Type Case Discussion {{Autofix}}able Example options
P1480 vs P5102 in qualifiers open yes
  1. qualifier sourcing circumstances (P1480)circa (Q5727902)
  2. qualifier nature of statement (P5102)circa (Q5727902)
P31 vs P140 combined not yet (I think) no (maybe in more steps)
  1. instance of (P31)church building (Q16970) + religion or worldview (P140)Catholicism (Q1841)
  2. instance of (P31)Catholic church building (Q1088552) + religion or worldview (P140)Catholicism (Q1841) (a bit redundant)
  3. [instance of (P31)Catholic church building (Q1088552) (thwarts P140)]
H P106 vs P140 combined not yet no (maybe in more steps)
  1. occupation (P106)theologian (Q1234713) + religion or worldview (P140)Catholicism (Q1841)
  2. occupation (P106)Catholic theologian (Q98833890) + religion or worldview (P140)Catholicism (Q1841) (a bit redundant)
  3. [occupation (P106)Catholic theologian (Q98833890) (thwarts P140)]
H P106 vs P101 combined not yet (I think) no (maybe in more steps)
  1. occupation (P106)romanist (Q2504617)
  2. occupation (P106)philologist (Q13418253) + field of work (P101)Romance studies (Q1277348)
H P39 vs P39 + P708 qualifier not yet (but see this) no!
  1. position held (P39)Roman Catholic bishop of Saint-Jean-de-Maurienne (Q22813013)
  2. position held (P39)diocesan bishop (Q1144278) with qualifier diocese (P708)Roman Catholic Diocese of Saint-Jean-de-Maurienne (Q360645)

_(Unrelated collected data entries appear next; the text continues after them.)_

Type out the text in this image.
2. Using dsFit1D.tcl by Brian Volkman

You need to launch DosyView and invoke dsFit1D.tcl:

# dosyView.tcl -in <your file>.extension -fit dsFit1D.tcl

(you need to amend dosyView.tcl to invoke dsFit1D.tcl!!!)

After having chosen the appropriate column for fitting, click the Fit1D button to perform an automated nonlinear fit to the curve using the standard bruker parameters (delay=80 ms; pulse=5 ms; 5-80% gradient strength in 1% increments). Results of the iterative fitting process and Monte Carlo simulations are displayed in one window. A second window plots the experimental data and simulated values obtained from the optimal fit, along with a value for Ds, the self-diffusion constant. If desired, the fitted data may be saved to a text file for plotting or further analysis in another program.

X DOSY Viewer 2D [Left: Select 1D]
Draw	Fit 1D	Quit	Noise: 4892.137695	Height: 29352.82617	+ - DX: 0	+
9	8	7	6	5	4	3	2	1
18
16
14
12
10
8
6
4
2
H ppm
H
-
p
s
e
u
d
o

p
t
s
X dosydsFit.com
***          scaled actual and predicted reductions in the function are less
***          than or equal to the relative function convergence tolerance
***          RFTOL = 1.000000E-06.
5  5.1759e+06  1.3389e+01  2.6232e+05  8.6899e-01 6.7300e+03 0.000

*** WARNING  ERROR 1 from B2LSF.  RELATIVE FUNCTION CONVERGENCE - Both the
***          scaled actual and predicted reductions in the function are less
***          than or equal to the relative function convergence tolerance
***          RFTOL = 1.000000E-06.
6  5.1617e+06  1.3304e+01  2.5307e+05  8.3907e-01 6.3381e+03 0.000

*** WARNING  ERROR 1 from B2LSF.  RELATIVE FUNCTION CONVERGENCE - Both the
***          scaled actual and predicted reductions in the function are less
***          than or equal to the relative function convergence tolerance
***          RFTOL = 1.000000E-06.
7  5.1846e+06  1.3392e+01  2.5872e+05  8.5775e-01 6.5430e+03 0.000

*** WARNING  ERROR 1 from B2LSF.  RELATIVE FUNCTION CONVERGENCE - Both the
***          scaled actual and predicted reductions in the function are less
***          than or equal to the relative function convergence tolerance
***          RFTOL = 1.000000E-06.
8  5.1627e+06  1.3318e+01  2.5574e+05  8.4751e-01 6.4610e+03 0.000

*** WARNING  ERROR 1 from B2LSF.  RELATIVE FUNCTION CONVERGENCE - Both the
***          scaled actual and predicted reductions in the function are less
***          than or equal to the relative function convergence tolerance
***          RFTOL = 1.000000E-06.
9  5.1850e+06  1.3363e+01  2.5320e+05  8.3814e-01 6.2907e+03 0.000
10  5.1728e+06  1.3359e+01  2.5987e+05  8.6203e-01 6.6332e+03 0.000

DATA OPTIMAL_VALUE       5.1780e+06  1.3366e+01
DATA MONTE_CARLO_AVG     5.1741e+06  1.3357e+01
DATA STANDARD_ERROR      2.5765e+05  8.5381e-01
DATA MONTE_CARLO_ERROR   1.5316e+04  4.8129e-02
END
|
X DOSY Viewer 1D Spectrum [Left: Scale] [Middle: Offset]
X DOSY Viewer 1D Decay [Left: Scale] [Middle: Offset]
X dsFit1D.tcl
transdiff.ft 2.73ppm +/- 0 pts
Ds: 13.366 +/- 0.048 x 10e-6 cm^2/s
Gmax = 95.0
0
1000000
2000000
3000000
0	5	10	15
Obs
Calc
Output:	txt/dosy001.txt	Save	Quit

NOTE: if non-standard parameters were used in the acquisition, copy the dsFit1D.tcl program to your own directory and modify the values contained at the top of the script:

Note: the first would imply having an item "bishop of X" for each diocese X; in fact we have just a few of these items due to Wikipedia articles

H P108 vs P39 combined not yet (I think; but see the previous DQD no!
  1. employer (P108)Musée d'Orsay (Q23402) with qualifier position held (P39)museum director (Q22132694)
  2. position held (P39)museum director (Q22132694) with qualifier employer (P108)Musée d'Orsay (Q23402)
H P69 vs P512 combined not yet (I think; but see the previous DQD no!
  1. educated at (P69)University of Oxford (Q34433) with qualifier academic degree (P512)master (Q28046673)
  2. academic degree (P512)master (Q28046673) with qualifier educated at (P69)University of Oxford (Q34433)
H martyrs closed yes
  1. subject has role (P2868)martyr (Q6498826) (approved)
  2. occupation (P106)martyr (Q6498826)
  3. instance of (P31)martyr (Q6498826)
H P106 vs P611 combined closed (seemingly) yes
  1. religious order (P611)Order of Cistercians of the Strict Observance (Q276223) (approved)
  2. religious order (P611)Order of Cistercians of the Strict Observance (Q276223) + occupation (P106)Trappist Cistercian monk (Q99521081) (a bit redundant)
  3. [occupation (P106)Trappist Cistercian monk (Q99521081) (thwarts P611)]
H P3831 vs P1013 vs P518 in qualifiers for P734 and P735 closed yes (but...)
  1. family name (P734)James (Q12188082) with qualifier object has role (P3831)maiden name (Q1376230) (approved)
  2. family name (P734)James (Q12188082) with qualifier criterion used (P1013)maiden name (Q1376230)
  3. family name (P734)James (Q12188082) with qualifier applies to part (P518)maiden name (Q1376230)

(Autofix hasn't still performed the P1013->P3831 fix after more than one month for unclear reasons)

H P106 vs P412 evident yes (but...)
  1. occupation (P106)opera singer (Q2865819) + voice type (P412)bass (Q27911) (correct)
  2. occupation (P106)bass (Q27911) + voice type (P412)bass (Q27911) (wrong, violates P106 value constraint; a bit redundant)
  3. [occupation (P106)bass (Q27911) (wrong, violates P106 value constraint; thwarts P412)]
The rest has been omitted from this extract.